La società ha assicurato come si stia facendo di tutto per ripristinare la piena funzionalità del sistema, ma questo non potrà avvenire prima della fine della settimana, se non ci saranno nuovi contrattempi. “La situazione rimane fluida e continua ad evolversi”, si spiega nel quartier generale in Georgia, dove è stato messo a punto un piano di emergenza per la riapertura graduale dell’oleodotto.
Il prezzo della benzina nelle ultime ore è schizzato ai massimi dal maggio 2018, prima di scendere nuovamente dopo le rassicurazioni della Colonial Pipeline. Il dipartimento dei Trasporti americano, comunque, ha già autorizzato i conducenti dei camion per il trasporto di carburanti a lavorare oltre il limite delle 11 ore al giorno per far fronte all’emergenza.

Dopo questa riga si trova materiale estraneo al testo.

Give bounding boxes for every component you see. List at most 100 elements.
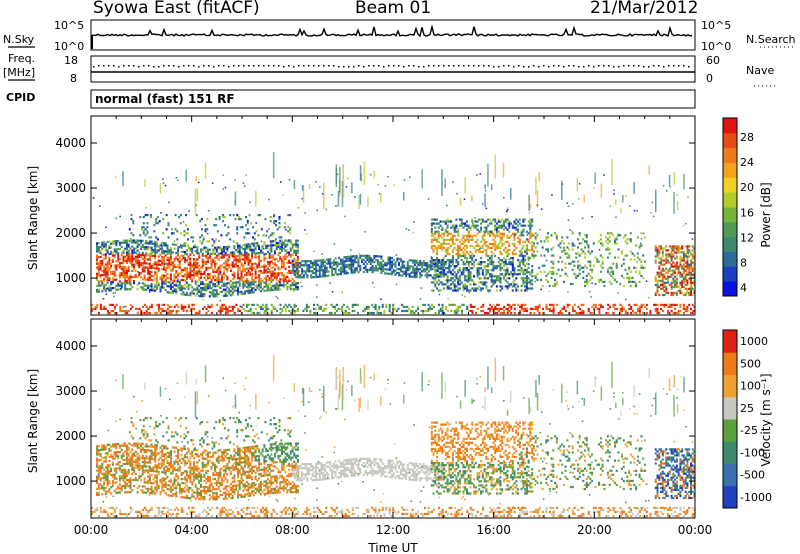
echo-cell <box>524 287 527 290</box>
echo-cell <box>460 238 463 241</box>
echo-cell <box>412 271 415 274</box>
echo-cell <box>279 288 282 291</box>
echo-cell <box>168 256 171 260</box>
echo-cell <box>237 267 239 270</box>
echo-cell <box>573 260 576 263</box>
echo-cell <box>357 311 359 315</box>
echo-cell <box>675 283 678 286</box>
echo-cell <box>219 271 222 274</box>
echo-cell <box>110 309 113 313</box>
echo-cell <box>394 269 397 272</box>
echo-cell <box>106 271 109 274</box>
echo-cell <box>430 228 433 231</box>
echo-cell <box>244 247 246 250</box>
echo-cell <box>527 266 530 269</box>
echo-cell <box>245 245 248 248</box>
echo-cell <box>198 254 201 257</box>
echo-cell <box>126 259 128 262</box>
echo-cell <box>501 273 504 276</box>
echo-cell <box>222 256 225 259</box>
echo-streak <box>359 193 362 205</box>
echo-cell <box>228 290 231 293</box>
echo-cell <box>136 261 139 264</box>
echo-streak <box>490 184 493 191</box>
echo-cell <box>332 273 335 276</box>
echo-cell <box>277 251 280 255</box>
echo-cell <box>541 246 544 249</box>
echo-cell <box>684 253 687 256</box>
echo-cell <box>571 309 574 313</box>
echo-cell <box>182 293 185 296</box>
echo-cell <box>196 292 199 295</box>
echo-cell <box>152 287 155 290</box>
echo-cell <box>467 269 470 272</box>
echo-cell <box>108 263 111 266</box>
echo-cell <box>177 258 180 261</box>
echo-cell <box>608 272 611 275</box>
echo-cell <box>289 214 292 217</box>
echo-cell <box>471 259 474 262</box>
nave-dot <box>138 66 140 68</box>
echo-cell <box>461 303 463 306</box>
echo-cell <box>667 253 670 256</box>
echo-cell <box>480 289 483 292</box>
echo-cell <box>519 305 522 308</box>
echo-cell <box>421 263 423 265</box>
nave-dot <box>223 65 225 67</box>
echo-cell <box>443 265 446 268</box>
echo-cell <box>207 248 209 251</box>
echo-cell <box>146 242 149 245</box>
echo-cell <box>180 289 183 292</box>
echo-cell <box>128 240 131 243</box>
echo-cell <box>609 205 612 207</box>
echo-cell <box>131 241 134 244</box>
echo-cell <box>117 260 120 263</box>
echo-cell <box>483 283 486 286</box>
echo-cell <box>213 240 216 243</box>
echo-cell <box>656 303 659 306</box>
echo-cell <box>104 253 107 256</box>
echo-cell <box>236 232 239 235</box>
echo-cell <box>161 268 164 271</box>
echo-cell <box>284 307 287 310</box>
echo-cell <box>362 309 365 313</box>
echo-cell <box>231 283 234 286</box>
echo-cell <box>591 270 594 273</box>
echo-streak <box>615 199 617 205</box>
echo-cell <box>485 250 488 254</box>
echo-cell <box>443 232 446 235</box>
echo-cell <box>550 270 553 273</box>
echo-cell <box>177 266 180 269</box>
echo-cell <box>127 277 130 281</box>
echo-cell <box>652 215 655 218</box>
echo-cell <box>614 240 616 243</box>
echo-cell <box>295 251 298 254</box>
echo-cell <box>545 236 548 239</box>
echo-streak <box>234 191 237 206</box>
echo-cell <box>275 278 278 281</box>
echo-cell <box>292 269 295 272</box>
echo-cell <box>432 250 435 254</box>
echo-cell <box>429 305 432 308</box>
nsky-trace <box>91 24 693 49</box>
echo-cell <box>473 234 475 237</box>
echo-cell <box>471 252 474 256</box>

Ripercussioni anche in Europa
Anche in Europa e ovunque nel mondo rischiamo di dover spendere di più per fare il pieno di carburante. Secondo il Sole24Ore, “se si moltiplicano i carichi per gli Usa probabilmente saliranno anche i prezzi europei dei carburanti”, avverte Warren Patterson, head of commodities strategy di ING. Anche le quotazioni internazionali del petrolio potrebbero tornare a surriscaldarsi, con potenziali ricadute sull’inflazione e sulla ripresa dell’economia.
Per il quotidiano economico “l’impennata dei prezzi potrebbe essere accentuata dal fatto che siamo alle porte dell’estate, quando ci si sposta di più per le vacanze. Anche il traffico aereo sembra sul punto di riprendersi dopo il Covid, grazie ai progressi della campagna vaccinale in molti Paesi”.